Some cracking video clips for you to watch and repost,courtesy of Belleville Blogue:
For those of you who can’t be bothered, here’s the gist of what happened outside East Paris’ Rafal Primary School according to local English blogger Petite Anglaise :
Police arrested an elderly Chinese man on Tuesday evening. On his way to collect his grandchildren from another school in the neighbourhood, he was handcuffed and bundled violently into a car when a spot ID check revealed he didn’t have residence papers. …
Within minutes an indignant crowd had gathered, surrounding the police car to prevent it from leaving. Some protesters lay down across the zebra crossing. Other tapped on the roof. All chanted “lâchez-le! [let him go!]” Police reinforcements were duly brought in, threats were made to unleash police dogs on the crowd, and finally tear gas was used to disperse the protesters and allow the police vehicles to leave.
The disturbing institutionalised racism and importance ofID papers shown in this video have a long and deep history in France, but we shouldn’t get too smug. We, after all, have prisons for asylum seekers.
It’s reassuring to see some resistance, for once, to the racist police state that most of the West seems to be sleepwalking into. The police should have known they were crossing a line; school is revered in French society as the “Temple de la République”, and much of the wider polemic has been more about the fact that it happened in front of the school gates than the fact that it happened at all. Despite this tradition, and police guidelines, the school gates have increasingly been police targets, where foreign-lookin’ parents of foreign-lookin’ children are like fish in a barrel.
Arrests like these have escalated dramatically over the past weeks, as Interior Minister and likely (until today, I’d have said almost certainly; now I have a glimmer of hope) almost future president Nicolas “Petit Fachô” Sarkozy frets that his immigrant-expulsion rates may be lower this quarter than last quarter, damaging his popularity in the run up to the presidential elections. As all the other presidential candidates fall over each other to condemn the incident, he has shrugged it off as “really nothing worth getting polemic about”.

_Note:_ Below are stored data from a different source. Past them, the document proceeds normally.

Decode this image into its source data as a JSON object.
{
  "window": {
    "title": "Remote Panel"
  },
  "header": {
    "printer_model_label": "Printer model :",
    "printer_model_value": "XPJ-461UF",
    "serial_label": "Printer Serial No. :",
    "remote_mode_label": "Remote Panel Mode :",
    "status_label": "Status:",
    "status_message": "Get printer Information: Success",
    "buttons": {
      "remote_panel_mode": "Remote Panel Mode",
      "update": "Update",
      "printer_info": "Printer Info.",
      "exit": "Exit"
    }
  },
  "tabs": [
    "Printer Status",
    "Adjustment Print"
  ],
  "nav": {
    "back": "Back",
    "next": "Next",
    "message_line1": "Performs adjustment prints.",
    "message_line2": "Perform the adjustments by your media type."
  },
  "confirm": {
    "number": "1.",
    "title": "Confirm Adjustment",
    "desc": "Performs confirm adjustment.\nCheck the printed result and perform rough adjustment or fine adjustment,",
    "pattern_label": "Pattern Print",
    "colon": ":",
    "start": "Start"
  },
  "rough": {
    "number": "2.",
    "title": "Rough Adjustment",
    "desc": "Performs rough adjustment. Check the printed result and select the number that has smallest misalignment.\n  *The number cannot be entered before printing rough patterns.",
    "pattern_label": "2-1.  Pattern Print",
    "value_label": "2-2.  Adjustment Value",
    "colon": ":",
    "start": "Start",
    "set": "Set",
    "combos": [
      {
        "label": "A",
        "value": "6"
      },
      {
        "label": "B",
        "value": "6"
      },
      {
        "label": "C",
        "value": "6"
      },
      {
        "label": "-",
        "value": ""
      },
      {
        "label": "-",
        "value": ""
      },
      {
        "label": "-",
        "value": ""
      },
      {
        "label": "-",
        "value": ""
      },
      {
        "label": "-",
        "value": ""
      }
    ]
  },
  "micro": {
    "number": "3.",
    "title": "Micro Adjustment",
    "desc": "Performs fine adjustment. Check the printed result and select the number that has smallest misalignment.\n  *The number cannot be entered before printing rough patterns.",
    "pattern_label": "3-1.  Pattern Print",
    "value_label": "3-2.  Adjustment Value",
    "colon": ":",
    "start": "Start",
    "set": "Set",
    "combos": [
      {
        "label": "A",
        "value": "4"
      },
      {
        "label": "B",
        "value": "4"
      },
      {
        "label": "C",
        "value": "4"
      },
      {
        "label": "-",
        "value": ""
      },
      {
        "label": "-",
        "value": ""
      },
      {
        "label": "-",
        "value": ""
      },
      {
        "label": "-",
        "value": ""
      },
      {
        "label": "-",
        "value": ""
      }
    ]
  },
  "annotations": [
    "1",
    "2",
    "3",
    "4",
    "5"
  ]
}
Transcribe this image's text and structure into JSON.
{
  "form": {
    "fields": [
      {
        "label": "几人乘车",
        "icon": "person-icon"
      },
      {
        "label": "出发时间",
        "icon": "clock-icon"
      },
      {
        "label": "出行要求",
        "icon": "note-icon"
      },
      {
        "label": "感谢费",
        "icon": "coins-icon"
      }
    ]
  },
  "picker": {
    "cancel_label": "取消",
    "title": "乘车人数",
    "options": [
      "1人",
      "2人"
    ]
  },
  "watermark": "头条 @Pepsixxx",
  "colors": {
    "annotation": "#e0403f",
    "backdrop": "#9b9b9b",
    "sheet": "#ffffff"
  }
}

But this incident has been all the more remarkable as it showcases another form of resistance. If surveillance is watching from above, watching from below is sousveillance; just as new technologies give governments new ways to spy on and control us, so too do they empower citizens to watch that government when it doesn’t necessarily want to be watched. If only French youths with cameraphones were wandering through the streets of Gaza, Ecuador or Tehran the Official Truth might be put squarely in its place.
On the power of sousveillance, Sarko is two steps ahead of the game. Just as Britain’s New Labour quietly used the protection of women from stalkers as a pretext for criminalising peaceful protest, so has France’s ruling coalition (UMP) seized the opportunity provided by le happy slapping. 16 years to the day after LAPD officers were filmed kicking and beating Rodney King to death, recording and broadcasting acts of violence became illegal in France. Technically, the people whose video clips are now bouncing around the internet could face 5 years in the old StaJa.
They were perhaps unaware of the risks they were taking, as this law has enjoyed very little coverage in the mainstream media, but these cameraphoners were doing a great public service. Without the sensation they caused in the French blogsphere (and will perhaps go on to cause in the wider blogsphere), it is hard to see the mainstream media giving this story any real attention. Protests always go underreported, for obvious reasons.
For the record, the Chinese gentleman in question was released the day after his arrest, as was the headmistress taken in for swearing at policemen and reopening the school to treat the injured.



Hi Dave,
This code should do the trick to embed the vid in question:
[dailymotion id=nR3fAYabZgwO9aLhY]
Ann
That’s clever!
Thanks, Ann. I was actually referring to a different video further down the page (less talking in French, more police car whomping).
For those who speak French, each of the Belleville Blogue entries has another clip, with voiceover and eyewitness testimony.